In his speech to the World Social Forum in January 2005, Chavez spelt out his vision of a socialist future for Venezuela and the world. “It is impossible, within the framework of the capitalist system to solve the grave problems of poverty of the majority of the world’s population. We must transcend capitalism. But we cannot resort to state capitalism, which would be the same perversion of the Soviet Union. We must reclaim socialism as a thesis, a project and a path, but a new type of socialism, a humanist one, which puts humans and not machines or the state ahead of everything.” Again in May he returned to this theme in a mass rally in Vienna, Austria: “The choice before humanity is socialism or barbarism. When Rosa Luxemburg made this statement, she was speaking of a relatively distant future. But now the situation of the world is so bad that the threat to the human race is not in the future, but now.”

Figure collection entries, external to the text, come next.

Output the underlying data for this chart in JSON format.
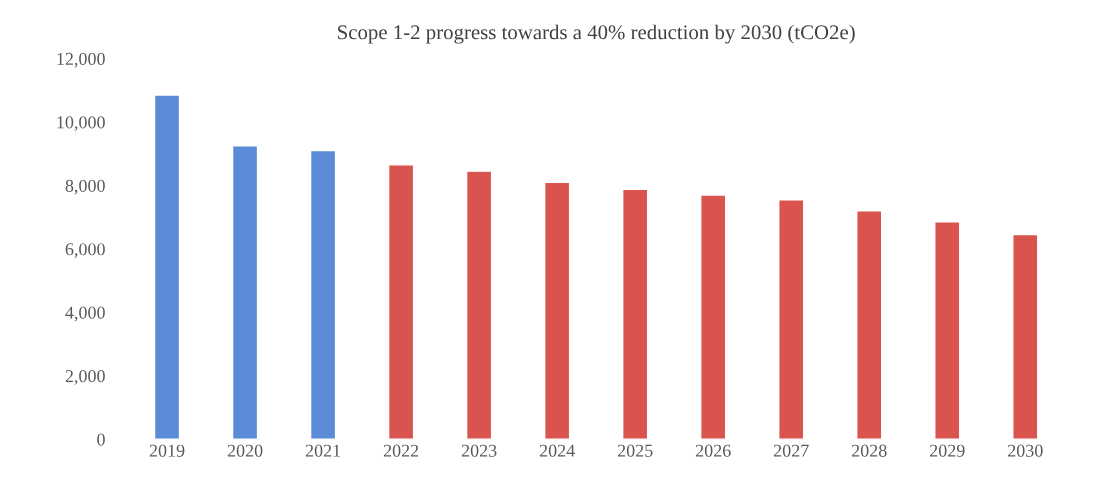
{
  "chart_data": {
    "type": "bar",
    "title": "Scope 1-2 progress towards a 40% reduction by 2030 (tCO2e)",
    "categories": [
      "2019",
      "2020",
      "2021",
      "2022",
      "2023",
      "2024",
      "2025",
      "2026",
      "2027",
      "2028",
      "2029",
      "2030"
    ],
    "values": [
      10850,
      9250,
      9100,
      8650,
      8450,
      8100,
      7880,
      7700,
      7550,
      7200,
      6850,
      6450
    ],
    "colors": [
      "#5b8bd6",
      "#5b8bd6",
      "#5b8bd6",
      "#d9534f",
      "#d9534f",
      "#d9534f",
      "#d9534f",
      "#d9534f",
      "#d9534f",
      "#d9534f",
      "#d9534f",
      "#d9534f"
    ],
    "ylim": [
      0,
      12000
    ],
    "yticks": [
      {
        "value": 0,
        "label": "0"
      },
      {
        "value": 2000,
        "label": "2,000"
      },
      {
        "value": 4000,
        "label": "4,000"
      },
      {
        "value": 6000,
        "label": "6,000"
      },
      {
        "value": 8000,
        "label": "8,000"
      },
      {
        "value": 10000,
        "label": "10,000"
      },
      {
        "value": 12000,
        "label": "12,000"
      }
    ],
    "grid": false,
    "legend": false
  }
}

He went on: “When I was a kid of 15 we had May 1968, the Beatles, John Lennon and the war in Vietnam. We looked to the future and we thought that by the year 2000, the world would be a different place, a better place. But the years have passed and instead of improving things have got much worse. What has happened? They have stolen my future. Imperialism and capitalism have stolen my future. And now that I am in my fifties, I am convinced that people of my generation must spend every day, every hour, every minute of our lives fighting for a better world – a world free from poverty, inequality and injustice. That world is called socialism! I believe that only the youth have the necessary enthusiasm, the passion, the fire, to make the revolution. Let us unite to save the world. Together we can succeed!” He concluded: “The only road, and I repeat one thousand times, is socialism. We need a revolutionary strategy and a revolutionary project must be international. Long live socialism, long live the world revolution.”

(If you have come this far, you will know why imperialism wanted to destroy the Bolivarian Revolution. The death of Chavez in 2013 and the election of Nicolas Maduro as president coincided with a collapse in oil prices, a brutal economic war on the nation of Venezuela, provoking an economic collapse in Venezuela and millions leaving the country. This post-Chávez period is best described in a recent article called “Oil wealth, class power, and imperialist siege in Venezuela” by Gary Wilson. The empire is seeking to destroy Venezuela as an independent nation. Their problem is that the army, the plebeian masses, the government, and all state institutions are united in opposition and will not surrender easily. They will be forced to make some compromise because imperialism remains a beast that needs to be placated at times but they won’t compromise the dignity of the nation.)